De Conferentie van Helsinki was een unieke ervaring. Nobelprijswinnaar Alexander Solsjenitsyn had erover verklaard dat het Westen er de Derde Wereldoorlog al had verloren en noemde zulke ontspanningspolitiek een uitverkoop aan de machtsbeluste Sovjet-Unie. Op dat punt vergiste hij zich.
Door de mislukking, na de Tweede Wereldoorlog, van de aanvankelijk geplande vredesconferentie, waren de relaties tussen de vroegere bondgenoten aanzienlijk verslechterd. Waar ze macht had, dat betekende waar haar troepen aanwezig waren en waar communistische partijen als handlangers optraden, restte het Westen alleen maar de hoop op betere tijden. Het steunde de Duitse Bondsrepubliek in haar verlangen naar een hereniging met de DDR, maar zette haar ook aan te wachten met ieder optreden dat tot een gewapend conflict zou kunnen leiden. Anderzijds greep de Sovjet-Unie iedere gelegenheid aan om in Europa de grenzen die de facto waren gevormd bij het beëindigen van de vijandelijkheden in 1945 internationaal als landsgrenzen te doen erkennen.
Op de Viermogendhedenconferentie van Berlijn in 1954, had de sovjetminister van Buitenlandse Zaken voorgesteld een veiligheidspact voor Europa goed te keuren.

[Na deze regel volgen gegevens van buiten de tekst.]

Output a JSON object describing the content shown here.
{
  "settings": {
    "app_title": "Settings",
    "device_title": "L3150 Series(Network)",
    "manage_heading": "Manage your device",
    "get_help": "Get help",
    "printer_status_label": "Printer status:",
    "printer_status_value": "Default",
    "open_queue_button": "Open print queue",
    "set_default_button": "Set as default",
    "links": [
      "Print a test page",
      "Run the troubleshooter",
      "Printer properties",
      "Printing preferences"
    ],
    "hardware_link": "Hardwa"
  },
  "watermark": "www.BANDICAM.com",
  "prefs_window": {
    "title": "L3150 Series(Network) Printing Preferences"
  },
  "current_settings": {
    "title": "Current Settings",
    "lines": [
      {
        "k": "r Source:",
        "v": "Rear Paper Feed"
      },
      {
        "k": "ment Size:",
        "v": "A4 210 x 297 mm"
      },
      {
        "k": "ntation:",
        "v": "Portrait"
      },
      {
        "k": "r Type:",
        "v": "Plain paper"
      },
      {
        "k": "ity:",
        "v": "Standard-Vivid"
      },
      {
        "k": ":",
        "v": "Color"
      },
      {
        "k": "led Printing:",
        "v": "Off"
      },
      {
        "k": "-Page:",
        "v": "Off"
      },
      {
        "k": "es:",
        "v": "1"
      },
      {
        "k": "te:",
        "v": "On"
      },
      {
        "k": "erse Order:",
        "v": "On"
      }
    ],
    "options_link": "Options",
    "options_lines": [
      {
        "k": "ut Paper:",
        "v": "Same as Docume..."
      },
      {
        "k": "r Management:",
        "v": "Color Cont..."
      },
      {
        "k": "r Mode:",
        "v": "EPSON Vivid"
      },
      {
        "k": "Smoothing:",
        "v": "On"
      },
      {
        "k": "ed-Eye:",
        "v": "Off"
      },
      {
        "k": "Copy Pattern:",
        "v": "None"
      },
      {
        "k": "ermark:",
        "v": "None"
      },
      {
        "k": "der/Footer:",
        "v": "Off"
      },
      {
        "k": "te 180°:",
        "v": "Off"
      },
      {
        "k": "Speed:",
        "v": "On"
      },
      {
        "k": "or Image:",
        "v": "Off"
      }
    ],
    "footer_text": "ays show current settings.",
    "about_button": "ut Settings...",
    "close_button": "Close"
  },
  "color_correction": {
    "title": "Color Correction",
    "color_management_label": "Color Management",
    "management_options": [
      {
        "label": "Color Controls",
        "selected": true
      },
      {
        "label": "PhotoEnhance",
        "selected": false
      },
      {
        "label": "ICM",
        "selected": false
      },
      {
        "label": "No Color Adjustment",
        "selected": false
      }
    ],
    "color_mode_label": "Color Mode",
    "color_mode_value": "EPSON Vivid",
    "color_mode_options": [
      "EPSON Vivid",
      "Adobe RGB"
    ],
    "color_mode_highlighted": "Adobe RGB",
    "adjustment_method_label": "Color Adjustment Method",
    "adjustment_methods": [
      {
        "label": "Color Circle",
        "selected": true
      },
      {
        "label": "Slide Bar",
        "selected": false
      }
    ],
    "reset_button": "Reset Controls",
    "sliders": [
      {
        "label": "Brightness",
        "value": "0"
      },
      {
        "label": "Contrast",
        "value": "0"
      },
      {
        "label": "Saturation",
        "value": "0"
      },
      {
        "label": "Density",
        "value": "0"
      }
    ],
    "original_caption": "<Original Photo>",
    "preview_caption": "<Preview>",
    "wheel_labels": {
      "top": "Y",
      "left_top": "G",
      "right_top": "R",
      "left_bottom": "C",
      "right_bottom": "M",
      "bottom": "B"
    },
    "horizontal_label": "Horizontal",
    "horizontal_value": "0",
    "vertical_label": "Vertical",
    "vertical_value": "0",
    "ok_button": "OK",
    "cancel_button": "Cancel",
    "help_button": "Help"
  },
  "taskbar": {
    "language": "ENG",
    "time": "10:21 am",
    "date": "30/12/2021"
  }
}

Het kwam erop neer de bestaande toestand, met de machtsuitbreiding van de Sovjet-Unie, tot officiële grens te verklaren. Dit was in strijd met de beginselen die aan de grondslag van de westerse oorlogvoering hadden gelegen. De Sovjets lieten niet na met hun thesis uit te pakken telkens als zij in de evolutie van de wereldpolitiek een voor hen gunstige wending zagen.
Met de Ostpolitik van de regering-Brandt in de Bondsrepubliek was, althans voor Berlijn, een toegeving verkregen: het statuut van deze stad werd bevestigd evenals een matiging in het optreden ten opzichte van de contacten tussen de twee sectoren van deze stad, en tussen de twee Duitslanden. Dit betekende echter nog geen Europees Pact en hoezeer daarop ook werd aangedrongen, waren de voorwaarden om tot een vergelijk te komen nog lang niet vervuld. Besprekingen werden georganiseerd in Genève en het zou twee jaar en acht maanden duren vooraleer, aan de rand van een mislukking, nog een tekst kon worden aanvaard. Het document had echter niet de waarde van een verdrag, eigenlijk ging het eerder om goede intenties. Het kreeg de naam Slotakte. Drie ‘Korven’ vol met goede voornemens zouden in het pact worden opgenomen. Daarmee zouden voortaan de betrekkingen worden geregeld - wat moest toelaten wapengeweld uit te sluiten.